An out of office hours procedure was in place for staff so senior staff could always be contacted for support. Staff confirmed this was in place and they utilised it when necessary.
Safe and effective staffing
The provider made sure there were enough qualified, skilled and experienced staff, who received effective support, supervision and development. They worked together well to provide safe care that met people’s individual needs.
People told us staff arrived on time and stayed for the length of time agreed and carried out tasks as agreed. A person told us, “They’re lovely people, I have the same [care staff] 6 mornings a week. I never worry.” Another person said, “Barring unforeseen problems with a previous call, always on time.”

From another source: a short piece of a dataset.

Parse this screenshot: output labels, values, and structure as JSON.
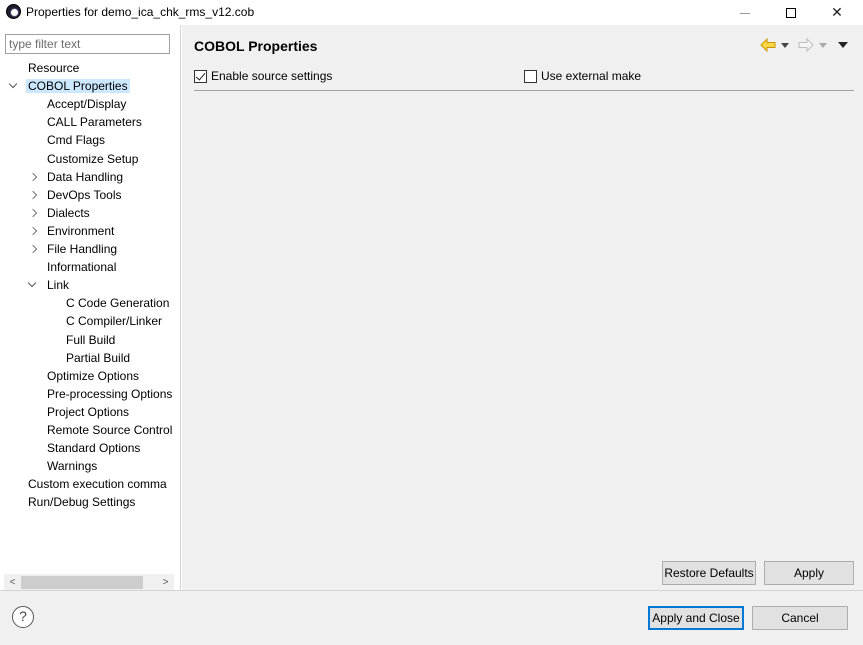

The provider used an electronic homecare monitoring system to plan and monitor care visits. This recorded care staff’ actual start and visit times to ensure they were adhered to, and people received their care as planned. The system promoted continuity of care by monitoring staff deployment.
Records showed that staff had received training in areas relevant to their roles. Staff received supervision sessions which provided an opportunity for them to discuss their performance and professional development.

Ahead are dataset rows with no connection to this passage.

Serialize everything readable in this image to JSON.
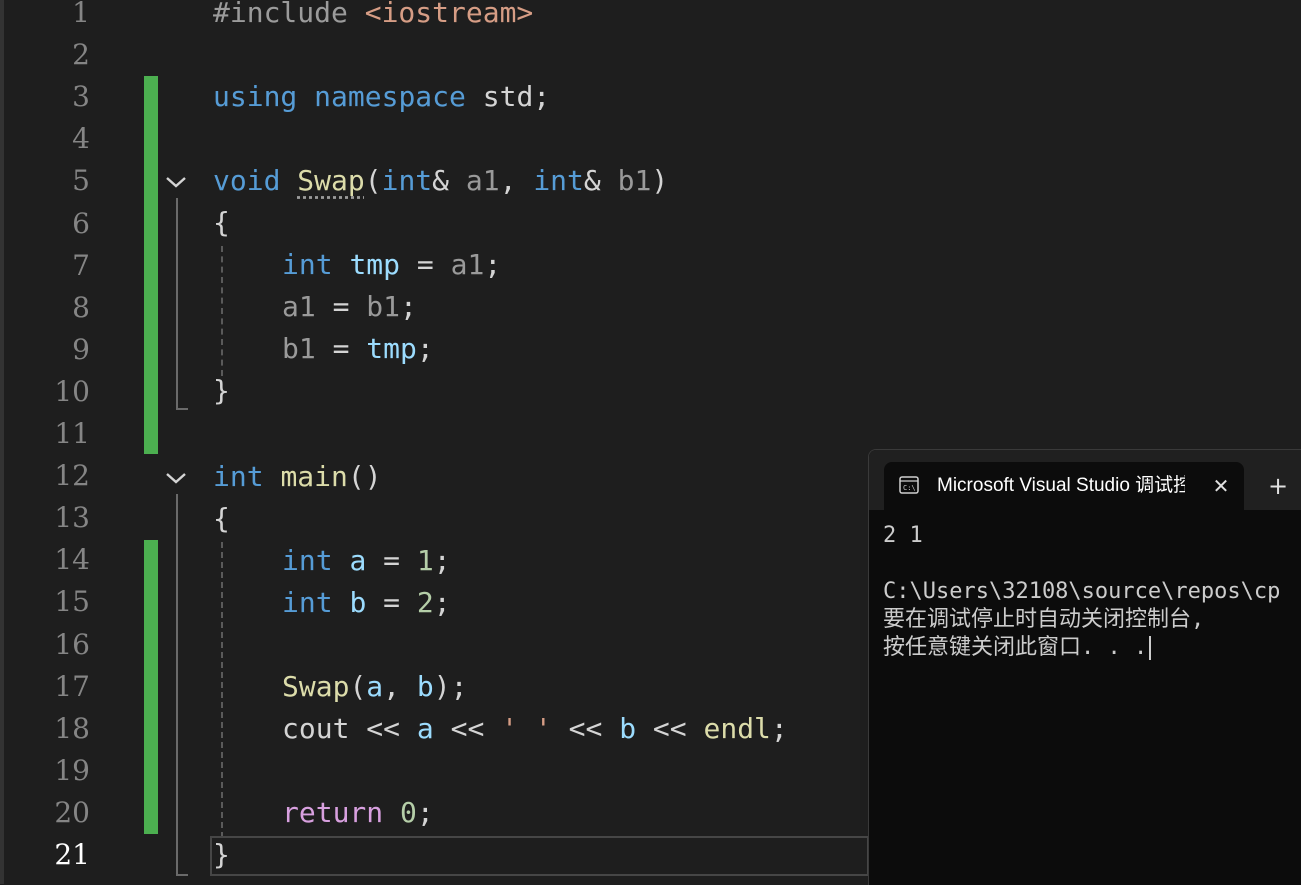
{
  "editor": {
    "line_numbers": [
      "1",
      "2",
      "3",
      "4",
      "5",
      "6",
      "7",
      "8",
      "9",
      "10",
      "11",
      "12",
      "13",
      "14",
      "15",
      "16",
      "17",
      "18",
      "19",
      "20",
      "21"
    ],
    "current_line": "21",
    "code": {
      "l1": {
        "directive": "#include",
        "header": "<iostream>"
      },
      "l3": {
        "kw_using": "using",
        "kw_namespace": "namespace",
        "rest": " std;"
      },
      "l5": {
        "kw_void": "void",
        "fn_name": "Swap",
        "paren_open": "(",
        "kw_int1": "int",
        "amp1": "&",
        "p1": "a1",
        "comma": ", ",
        "kw_int2": "int",
        "amp2": "&",
        "p2": "b1",
        "paren_close": ")"
      },
      "l6": {
        "brace": "{"
      },
      "l7": {
        "kw_int": "int",
        "var": "tmp",
        "op": " = ",
        "p": "a1",
        "semi": ";"
      },
      "l8": {
        "p1": "a1",
        "op": " = ",
        "p2": "b1",
        "semi": ";"
      },
      "l9": {
        "p": "b1",
        "op": " = ",
        "var": "tmp",
        "semi": ";"
      },
      "l10": {
        "brace": "}"
      },
      "l12": {
        "kw_int": "int",
        "fn_name": "main",
        "parens": "()"
      },
      "l13": {
        "brace": "{"
      },
      "l14": {
        "kw_int": "int",
        "var": "a",
        "op": " = ",
        "num": "1",
        "semi": ";"
      },
      "l15": {
        "kw_int": "int",
        "var": "b",
        "op": " = ",
        "num": "2",
        "semi": ";"
      },
      "l17": {
        "fn_name": "Swap",
        "open": "(",
        "a": "a",
        "comma": ", ",
        "b": "b",
        "close": ");"
      },
      "l18": {
        "cout": "cout",
        "op1": " << ",
        "a": "a",
        "op2": " << ",
        "chr": "' '",
        "op3": " << ",
        "b": "b",
        "op4": " << ",
        "endl": "endl",
        "semi": ";"
      },
      "l20": {
        "kw_return": "return",
        "num": "0",
        "semi": ";"
      },
      "l21": {
        "brace": "}"
      }
    }
  },
  "console": {
    "tab_title": "Microsoft Visual Studio 调试控",
    "tab_icon": "console-app-icon",
    "close_glyph": "✕",
    "new_tab_glyph": "+",
    "output": {
      "line1": "2 1",
      "line2": "C:\\Users\\32108\\source\\repos\\cp",
      "line3": "要在调试停止时自动关闭控制台,",
      "line4": "按任意键关闭此窗口. . ."
    }
  },
  "colors": {
    "editor_bg": "#1e1e1e",
    "keyword": "#569cd6",
    "control_keyword": "#d8a0df",
    "function": "#dcdcaa",
    "variable": "#9cdcfe",
    "parameter": "#9a9a9a",
    "number": "#b5cea8",
    "string": "#d69d85",
    "change_bar": "#4caf50",
    "console_bg": "#0c0c0c"
  }
}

Policies and procedures were in place to help recruit staff safely. Checks on the suitability of potential staff were completed. These included obtaining references and checks with the Disclosure and Barring Service (DBS). The DBS helps employers make safer recruitment decisions and help prevent unsuitable people from working in care services.
Infection prevention and control
The provider assessed and managed the risk of infection. Staff detected and controlled the risk of it spreading and were aware of the procedures to follow if any concerns had to be shared.
People and relatives told us care staff followed infection control processes, including washing their hands, keeping people’s home’s clean and wearing personal protective equipment (PPE). A person said, “Their hygiene is first class. Never had an infection.” A relative said, “The carer is meticulous, washes their hands between tasks and gets new gloves.” Another relative told us, “They are really meticulous.”
Staff had completed training about infection prevention and control. Staff said they had enough PPE.
Infection prevention and control policies were in place. Staff were given the information and guidance they needed.
Medicines optimisation
The provider did not always make sure that medicines and treatments were safe and met people’s needs, capacities and preferences. Some improvements were needed with medicines management. Medicines administration was recorded electronically on the care planning system. We looked at a sample of Medicines Administration Records (MARs) and found these were mostly completed fully but there were occasions where there were gaps. Reasons for not administering medicines were not clearly documented.
Where people were prescribed medicines on a when required basis (PRN), protocols were not consistently in place to help advise staff on what circumstances and how to give these medicines. We raised this with the registered manager who advised that they would review this and ensure such protocols were in place.
People's medicine support needs were clearly documented in their care plans.
Staff were trained in the safe administration of medicines.